There’s been a bit of a debate lately online on the five paragraph essay. It started with this post: Let’s Bury the 5-Paragraph Essay: Long Live Authentic Writing by Brian Sztabnik. Mr. Sztabnik made some good points that I have talked about on this blog before: the 5-Paragraph essay doesn’t really exist outside of the classroom and teaching such a inflexible structure and format to our students does not teach them how to write well. However, Mr. Sztabnik did seem to imply that teaching any kind of structure would be detrimental to our students, which I thought was taking the argument a bit too far.
Robert Sheppard then wrote In Defense of the 5-Paragraph Essay on the TESOL Blog, arguing many good points, but not quite convincing everyone. I wrote a response on my facebook page, which I reproduce below:
This is an interesting post in defense of the five paragraph essay. But it demonstrates the exact reason I dislike the five paragraph essay: the assumption that this structure is the basis of any writing at all outside of the classroom.
I don’t think there’s anything wrong with teaching the 5-paragraph essay. It’s a great testing or evaluative tool as Sheppard points out. It also might make for a nice brainstorm or pre-writing before creating a finished text.
I also agree with Sheppard that structure or format is not confining. Writing does need to be structured and organized. Authentic writing is always structured and organized. The problem is that the five paragraph essay is structure invented for a writing test. It’s a very teacher-centered structure that makes it easy to grade a particular set of writing skills. However it is not the structure from which other genres and structures vary. A novel is not a variation of a five paragraph essay and neither is an annotated bibliography or a literature review or a diary entry. It is a great teaching and evaluation tool as Sheppard points out and no doubt uses to the benefit of his students.
It’s really not a useful structure for a book review, lab report, business case study, personal letter, reflection paper, business memo, grant proposal, application essay, or any text I can think of except perhaps a speech or sermon, since oral genres tend to require strict organization and repetition to help listeners comprehend the point.
When I discovered the genre approach to writing, promoted in the US by Nigel Caplan and John Swales and Ken Hyland, I saw how to teach students clear organized and beautiful writing by teaching them all the wonderful ways writing is put to use in authentic texts.
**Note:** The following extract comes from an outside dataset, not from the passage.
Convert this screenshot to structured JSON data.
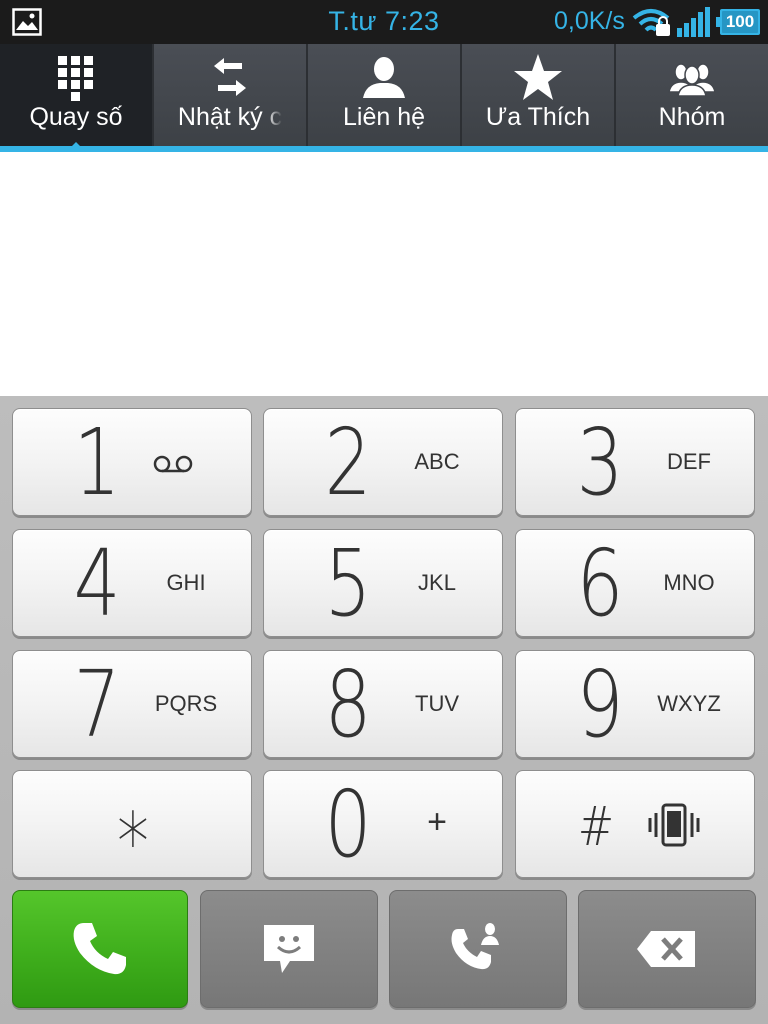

And recently when Mr. Sheppard’s post was shared on TESOL’s Second Language Writing IS mailing list, I discovered Nigel Caplan and Luciana C. de Oliveira’s answer to Mr. Shepperd’s post: Why We Still Won’t Teach the 5-Paragraph Essay.
I thought this paragraph:
Contrary to common myths (as Dana Ferris and John Hedgcock demonstrate), the five-paragraph essay does not work as a crutch that students will later discard, it does not teach skills that transfer to “real” academic genres, and it does not even guarantee success on standardized writing tests.
Was particularly interesting. I hadn’t seen any research to that effect but I find unconvincing in many situations the idea that we teach students a very complicated “crutch” or “scaffold” and then expect them to throw it away. I’ll have to add that Dana Ferris and John Hedgcock workbook to my teaching library.